Sun. — Had David over to meet Giles. He liked her. Ate everything on his plate. She showed him a decrepit photo album — a gallery of spinsters — and either he’s a great actor or he was actually interested.
tues — Jazz.
wed — Razzmatazz.
thurs — I can truck. I can ball the jack, I May Be Crazy but I Ain’t No Fool so Rock Me in the Cradle of Love.
fri — June 14 — A riddle: how can I be singing scales for the Kaiser on the upper west side, while several blocks north-east of here, Sweet Jessie Hogan, the Diva of Club Mecca, is sleeping off last night’s jazz? Has Miss Hogan ever sung scales? Would she put up with this?
sat — She sings like twelve saxophones and a freight train, she wears about a pound of gold, the band just tries to keep up with her. She’s no lady. Her songs are all unbelievably unhappy or lewd. It’s called Blues. She sings about sore feet, sexual relations, baked goods, killing your lover, being broke, men called Daddy, women who dress like men, working, praying for rain. Jail and trains. Whiskey and morphine. She tells stories between verses and everyone in the place shouts out how true it all is. Imagine — the more interruptions, the higher the praise, like a real chorus. Picture Sweet Jessie Hogan at the Met. The best opera is just high-tone Blues.
Sun — David said what if he gets killed in the war, he doesn’t want to die “never knowing what love is”. Translation: he doesn’t want to die a virgin. I don’t believe he was a virgin, but I was, but that’s all taken care of now. I don’t want any fella thinking he’s got anything special to “teach me” and besides, David is nice. We got a room for two hours. He said we were newlyweds but the man at the desk looked like he couldn’t care less. Well, I liked the kissing part and the next part. And I didn’t mind the rest too much but he seemed more — well, he went to the moon and I stayed here on earth. And he looked totally overcome like a sweet stupid puppy and said, “I love you.” I felt like we’d just been to two different moving pictures and didn’t know it.

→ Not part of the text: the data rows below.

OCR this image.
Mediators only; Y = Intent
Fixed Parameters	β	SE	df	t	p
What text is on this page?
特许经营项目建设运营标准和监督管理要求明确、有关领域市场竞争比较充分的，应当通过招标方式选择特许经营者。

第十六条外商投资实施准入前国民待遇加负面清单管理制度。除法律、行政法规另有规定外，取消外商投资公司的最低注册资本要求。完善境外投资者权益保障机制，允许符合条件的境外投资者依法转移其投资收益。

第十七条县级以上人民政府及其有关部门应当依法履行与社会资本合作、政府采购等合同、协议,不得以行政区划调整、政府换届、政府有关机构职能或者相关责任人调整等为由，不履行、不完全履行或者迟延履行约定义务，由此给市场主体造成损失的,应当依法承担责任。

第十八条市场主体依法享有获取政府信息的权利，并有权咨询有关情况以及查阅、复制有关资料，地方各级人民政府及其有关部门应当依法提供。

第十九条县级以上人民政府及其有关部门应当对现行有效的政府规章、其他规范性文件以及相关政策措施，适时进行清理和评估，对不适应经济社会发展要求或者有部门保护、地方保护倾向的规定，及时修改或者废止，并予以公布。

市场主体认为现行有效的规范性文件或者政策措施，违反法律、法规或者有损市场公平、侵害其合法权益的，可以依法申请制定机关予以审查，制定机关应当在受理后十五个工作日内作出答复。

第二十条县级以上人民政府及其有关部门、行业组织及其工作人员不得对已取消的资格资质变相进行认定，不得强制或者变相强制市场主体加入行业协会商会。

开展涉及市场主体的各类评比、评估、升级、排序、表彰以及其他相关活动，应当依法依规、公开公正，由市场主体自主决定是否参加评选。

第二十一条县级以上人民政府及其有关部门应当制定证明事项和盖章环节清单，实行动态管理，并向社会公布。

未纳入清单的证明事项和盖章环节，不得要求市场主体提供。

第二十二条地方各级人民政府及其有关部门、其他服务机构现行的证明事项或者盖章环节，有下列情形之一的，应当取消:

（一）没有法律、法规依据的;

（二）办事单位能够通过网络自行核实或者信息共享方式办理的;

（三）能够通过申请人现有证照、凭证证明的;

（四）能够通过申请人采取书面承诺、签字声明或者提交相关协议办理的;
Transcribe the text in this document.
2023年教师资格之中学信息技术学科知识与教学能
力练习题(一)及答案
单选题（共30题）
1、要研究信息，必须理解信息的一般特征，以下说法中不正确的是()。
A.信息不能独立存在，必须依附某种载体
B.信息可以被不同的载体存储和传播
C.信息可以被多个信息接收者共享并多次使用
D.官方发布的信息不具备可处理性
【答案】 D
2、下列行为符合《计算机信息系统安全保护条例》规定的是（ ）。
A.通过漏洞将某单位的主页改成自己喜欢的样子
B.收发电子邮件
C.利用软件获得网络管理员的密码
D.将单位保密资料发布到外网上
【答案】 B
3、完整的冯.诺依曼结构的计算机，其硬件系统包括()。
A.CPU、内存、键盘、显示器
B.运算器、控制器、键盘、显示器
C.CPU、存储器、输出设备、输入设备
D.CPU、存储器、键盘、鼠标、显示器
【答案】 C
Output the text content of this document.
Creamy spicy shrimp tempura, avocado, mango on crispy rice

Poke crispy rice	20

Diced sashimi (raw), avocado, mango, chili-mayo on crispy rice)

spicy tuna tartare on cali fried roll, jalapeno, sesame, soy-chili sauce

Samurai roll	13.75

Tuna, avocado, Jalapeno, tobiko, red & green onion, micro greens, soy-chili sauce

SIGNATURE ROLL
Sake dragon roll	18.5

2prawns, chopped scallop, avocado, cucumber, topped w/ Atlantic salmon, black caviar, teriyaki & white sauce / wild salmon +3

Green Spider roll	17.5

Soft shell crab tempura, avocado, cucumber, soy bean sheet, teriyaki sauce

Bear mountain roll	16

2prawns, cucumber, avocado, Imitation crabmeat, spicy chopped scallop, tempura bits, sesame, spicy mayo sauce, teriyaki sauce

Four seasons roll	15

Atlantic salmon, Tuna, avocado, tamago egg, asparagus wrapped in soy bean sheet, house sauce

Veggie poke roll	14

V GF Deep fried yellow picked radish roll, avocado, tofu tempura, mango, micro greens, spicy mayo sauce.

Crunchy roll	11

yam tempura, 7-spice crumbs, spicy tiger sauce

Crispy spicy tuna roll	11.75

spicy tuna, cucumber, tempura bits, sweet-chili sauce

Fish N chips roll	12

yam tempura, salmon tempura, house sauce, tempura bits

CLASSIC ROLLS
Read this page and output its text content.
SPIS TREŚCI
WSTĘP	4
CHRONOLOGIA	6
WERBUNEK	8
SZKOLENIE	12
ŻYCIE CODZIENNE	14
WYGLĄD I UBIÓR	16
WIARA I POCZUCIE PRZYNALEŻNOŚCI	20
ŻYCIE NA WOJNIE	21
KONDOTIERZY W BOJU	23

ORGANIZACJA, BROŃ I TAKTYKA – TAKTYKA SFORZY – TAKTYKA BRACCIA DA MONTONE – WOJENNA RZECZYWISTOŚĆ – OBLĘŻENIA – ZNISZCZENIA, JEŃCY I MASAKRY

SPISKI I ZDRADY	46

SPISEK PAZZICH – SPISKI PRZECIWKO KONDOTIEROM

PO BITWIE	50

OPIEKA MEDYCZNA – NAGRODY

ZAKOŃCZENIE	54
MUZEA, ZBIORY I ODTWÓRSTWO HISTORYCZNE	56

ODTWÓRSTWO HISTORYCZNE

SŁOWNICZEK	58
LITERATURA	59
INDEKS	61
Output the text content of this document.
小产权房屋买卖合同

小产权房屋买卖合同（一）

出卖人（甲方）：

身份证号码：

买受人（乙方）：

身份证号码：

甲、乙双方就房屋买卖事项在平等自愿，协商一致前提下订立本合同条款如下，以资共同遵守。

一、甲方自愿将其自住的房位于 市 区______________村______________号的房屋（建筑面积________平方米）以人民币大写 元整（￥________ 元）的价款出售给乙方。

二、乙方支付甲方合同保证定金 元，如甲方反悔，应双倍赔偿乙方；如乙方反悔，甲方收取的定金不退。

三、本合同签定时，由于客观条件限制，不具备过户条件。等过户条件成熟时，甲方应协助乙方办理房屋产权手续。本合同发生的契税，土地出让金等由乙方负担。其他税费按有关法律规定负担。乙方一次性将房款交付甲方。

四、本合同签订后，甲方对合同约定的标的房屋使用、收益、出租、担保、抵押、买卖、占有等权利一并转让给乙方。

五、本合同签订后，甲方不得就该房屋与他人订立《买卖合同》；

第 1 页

Tues. — “Do not pretend to things that are outside of your experience, Miss Pipah. If you have never suffered, do not manufacture an imitation of suffering. If you have never been in love, do not insult your listeners with cloying counterfeit.”
wed — I think I’m in love with David. Or at least, when we’re alone together I feel like I’m in love with him. But then I don’t think about him again until I see him so can that be love? I realized something funny yesterday, I realized I haven’t even told him I’m a singer. I wonder what he think
s I do all day?
sat — Sex is good for the voice. Why don’t they teach you that in school?
Sunday — As for sin. I honestly can’t believe God is so bored or so lecherous as to care how close my body and its various parts get to someone else’s various parts.
Mon — I can’t stop thinking of David you-know-how.
Tues. — Today I got a letter from Daddy asking me if I’m okay because I haven’t written in so long, I felt so badly, I wrote right away. Not about Mecca of course. Or David. About everything else. And I sent my two pets two matching sailor-boy dolls, one for Mercedes and one for Frances.
Fri — 28 — Today I started crying on the streetcar for no reason. It was crowded and I was looking at a little girl with dark blonde braids like my own little Frances when a pair of woman’s hands reached down to stroke the child’s hair. They were Mumma’s hands. With the soft wrinkled knuckles and the veins, and lines on the palms like blood dried in the sand. My throat got sore and I was crying before I knew it. And then I got a shock. The streetcar started to empty and I saw the woman’s face. She was a coloured woman. I am starting to not be able to picture Mumma’s face any more but I can picture her hands exactly. “Salaam idEyyik,” she used to say. Bless your hands.